Nutrition specialists recommend the "handful" rule as a practical and straightforward method for estimating daily food portions using one’s hand to determine food intake.
According to Dr. Nguyen Trong Hung from the National Institute of Nutrition, the "handful" diet is a viable method to approximate meal sizes, aiding in weight management. It is crucial to include a balance of carbohydrates, protein, fat, vitamins, and minerals.
Trinh after losing the excess weight. Photo courtesy of Trinh |
Avoiding snacks
According to Trinh, abstaining from snacks is vital for weight reduction and maintaining a healthy figure. She advocates consuming full meals and drinking water to stave off hunger and, thus, cravings.
Research indicates that snacking significantly contributes to unchecked weight gain, as most snacks are laden with sugar, fats, and unhealthy additives. Minimizing these foods can facilitate quick weight loss for women.
Dr. Phan Thai Tan, a weight loss mentor at HomeFiT fitness center, suggests that those craving snacks opt for healthier alternatives such as whole grain cereal with milk, boiled fresh soybeans, a handful of nuts, fruit smoothies, vegetables, or protein-enriched drinks like whey protein. These should be consumed in modest amounts immediately after main meals or before workouts, and evening snacking should be avoided.
Drinking two liters of water daily
According to the health information website Healthline, there’s a long-held belief that hydration can support weight loss. Drinking between one to two liters (or four to eight glasses) of water daily can aid in shedding pounds.
This recommendation, however, is a general guideline. Individual needs may vary: some may require less, and others more water. For example, those who perspire heavily or are active may need more water compared to less active individuals.

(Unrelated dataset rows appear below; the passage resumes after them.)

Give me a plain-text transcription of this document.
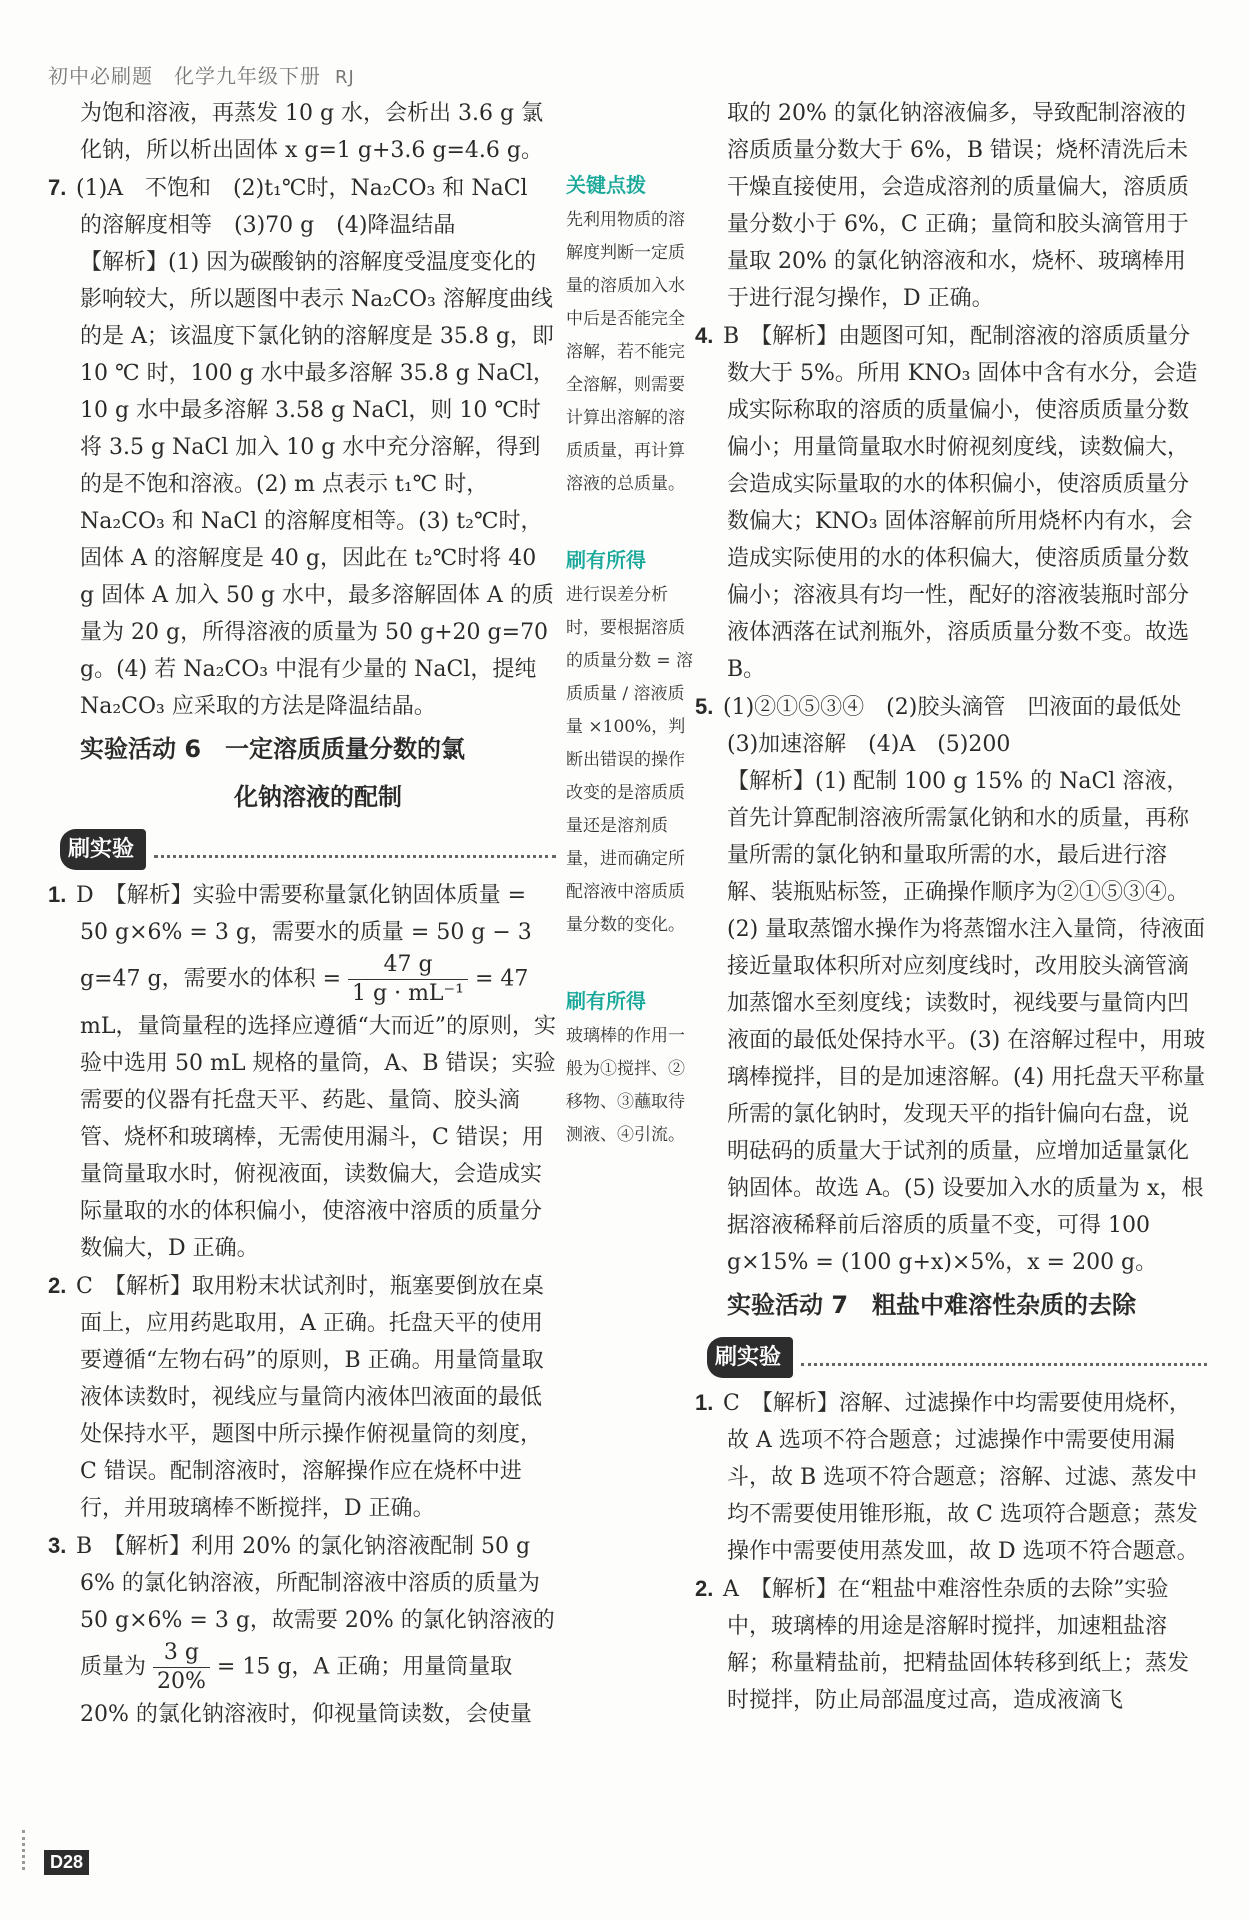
初中必刷题　化学九年级下册 RJ

为饱和溶液，再蒸发 10 g 水，会析出 3.6 g 氯化钠，所以析出固体 x g=1 g+3.6 g=4.6 g。

7. (1)A　不饱和　(2)t₁℃时，Na₂CO₃ 和 NaCl 的溶解度相等　(3)70 g　(4)降温结晶

【解析】(1) 因为碳酸钠的溶解度受温度变化的影响较大，所以题图中表示 Na₂CO₃ 溶解度曲线的是 A；该温度下氯化钠的溶解度是 35.8 g，即 10 ℃ 时，100 g 水中最多溶解 35.8 g NaCl，10 g 水中最多溶解 3.58 g NaCl，则 10 ℃时将 3.5 g NaCl 加入 10 g 水中充分溶解，得到的是不饱和溶液。(2) m 点表示 t₁℃ 时，Na₂CO₃ 和 NaCl 的溶解度相等。(3) t₂℃时，固体 A 的溶解度是 40 g，因此在 t₂℃时将 40 g 固体 A 加入 50 g 水中，最多溶解固体 A 的质量为 20 g，所得溶液的质量为 50 g+20 g=70 g。(4) 若 Na₂CO₃ 中混有少量的 NaCl，提纯 Na₂CO₃ 应采取的方法是降温结晶。

实验活动 6　一定溶质质量分数的氯
化钠溶液的配制
刷实验

1. D　【解析】实验中需要称量氯化钠固体质量 = 50 g×6% = 3 g，需要水的质量 = 50 g − 3 g=47 g，需要水的体积 = $\frac{47 g}{\text{1 g · mL⁻¹}} = 47$ mL，量筒量程的选择应遵循“大而近”的原则，实验中选用 50 mL 规格的量筒，A、B 错误；实验需要的仪器有托盘天平、药匙、量筒、胶头滴管、烧杯和玻璃棒，无需使用漏斗，C 错误；用量筒量取水时，俯视液面，读数偏大，会造成实际量取的水的体积偏小，使溶液中溶质的质量分数偏大，D 正确。

2. C　【解析】取用粉末状试剂时，瓶塞要倒放在桌面上，应用药匙取用，A 正确。托盘天平的使用要遵循“左物右码”的原则，B 正确。用量筒量取液体读数时，视线应与量筒内液体凹液面的最低处保持水平，题图中所示操作俯视量筒的刻度，C 错误。配制溶液时，溶解操作应在烧杯中进行，并用玻璃棒不断搅拌，D 正确。

3. B　【解析】利用 20% 的氯化钠溶液配制 50 g 6% 的氯化钠溶液，所配制溶液中溶质的质量为 50 g×6% = 3 g，故需要 20% 的氯化钠溶液的质量为 $\frac{3 g}{20\%} = 15$ g，A 正确；用量筒量取 20% 的氯化钠溶液时，仰视量筒读数，会使量

关键点拨
先利用物质的溶解度判断一定质量的溶质加入水中后是否能完全溶解，若不能完全溶解，则需要计算出溶解的溶质质量，再计算溶液的总质量。
刷有所得
进行误差分析时，要根据溶质的质量分数 = 溶质质量 / 溶液质量 ×100%，判断出错误的操作改变的是溶质质量还是溶剂质量，进而确定所配溶液中溶质质量分数的变化。
刷有所得
玻璃棒的作用一般为①搅拌、②移物、③蘸取待测液、④引流。

取的 20% 的氯化钠溶液偏多，导致配制溶液的溶质质量分数大于 6%，B 错误；烧杯清洗后未干燥直接使用，会造成溶剂的质量偏大，溶质质量分数小于 6%，C 正确；量筒和胶头滴管用于量取 20% 的氯化钠溶液和水，烧杯、玻璃棒用于进行混匀操作，D 正确。

4. B　【解析】由题图可知，配制溶液的溶质质量分数大于 5%。所用 KNO₃ 固体中含有水分，会造成实际称取的溶质的质量偏小，使溶质质量分数偏小；用量筒量取水时俯视刻度线，读数偏大，会造成实际量取的水的体积偏小，使溶质质量分数偏大；KNO₃ 固体溶解前所用烧杯内有水，会造成实际使用的水的体积偏大，使溶质质量分数偏小；溶液具有均一性，配好的溶液装瓶时部分液体洒落在试剂瓶外，溶质质量分数不变。故选 B。

5. (1)②①⑤③④　(2)胶头滴管　凹液面的最低处　(3)加速溶解　(4)A　(5)200

【解析】(1) 配制 100 g 15% 的 NaCl 溶液，首先计算配制溶液所需氯化钠和水的质量，再称量所需的氯化钠和量取所需的水，最后进行溶解、装瓶贴标签，正确操作顺序为②①⑤③④。(2) 量取蒸馏水操作为将蒸馏水注入量筒，待液面接近量取体积所对应刻度线时，改用胶头滴管滴加蒸馏水至刻度线；读数时，视线要与量筒内凹液面的最低处保持水平。(3) 在溶解过程中，用玻璃棒搅拌，目的是加速溶解。(4) 用托盘天平称量所需的氯化钠时，发现天平的指针偏向右盘，说明砝码的质量大于试剂的质量，应增加适量氯化钠固体。故选 A。(5) 设要加入水的质量为 x，根据溶液稀释前后溶质的质量不变，可得 100 g×15% = (100 g+x)×5%，x = 200 g。

实验活动 7　粗盐中难溶性杂质的去除
刷实验

1. C　【解析】溶解、过滤操作中均需要使用烧杯，故 A 选项不符合题意；过滤操作中需要使用漏斗，故 B 选项不符合题意；溶解、过滤、蒸发中均不需要使用锥形瓶，故 C 选项符合题意；蒸发操作中需要使用蒸发皿，故 D 选项不符合题意。

2. A　【解析】在“粗盐中难溶性杂质的去除”实验中，玻璃棒的用途是溶解时搅拌，加速粗盐溶解；称量精盐前，把精盐固体转移到纸上；蒸发时搅拌，防止局部温度过高，造成液滴飞

D28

It is essential for the elderly and breastfeeding mothers to monitor their hydration levels carefully.
Combining walking and running
Trinh keeps up with a daily routine of walking for 30 to 60 minutes. On days when she feels more energetic, she incorporates running with her usual walking routine.
Walking, a globally embraced form of exercise, offers flexibility in terms of space and time, suits all ages and genders, is cost-effective, and doesn’t necessitate any special gear or training.
Despite its simplicity, walking yields significant health benefits like bone strengthening, balance improvement, assistance in managing high blood pressure, cholesterol, diabetes, and various chronic conditions. It also serves as a method to unwind and appreciate the beauty of the natural environment.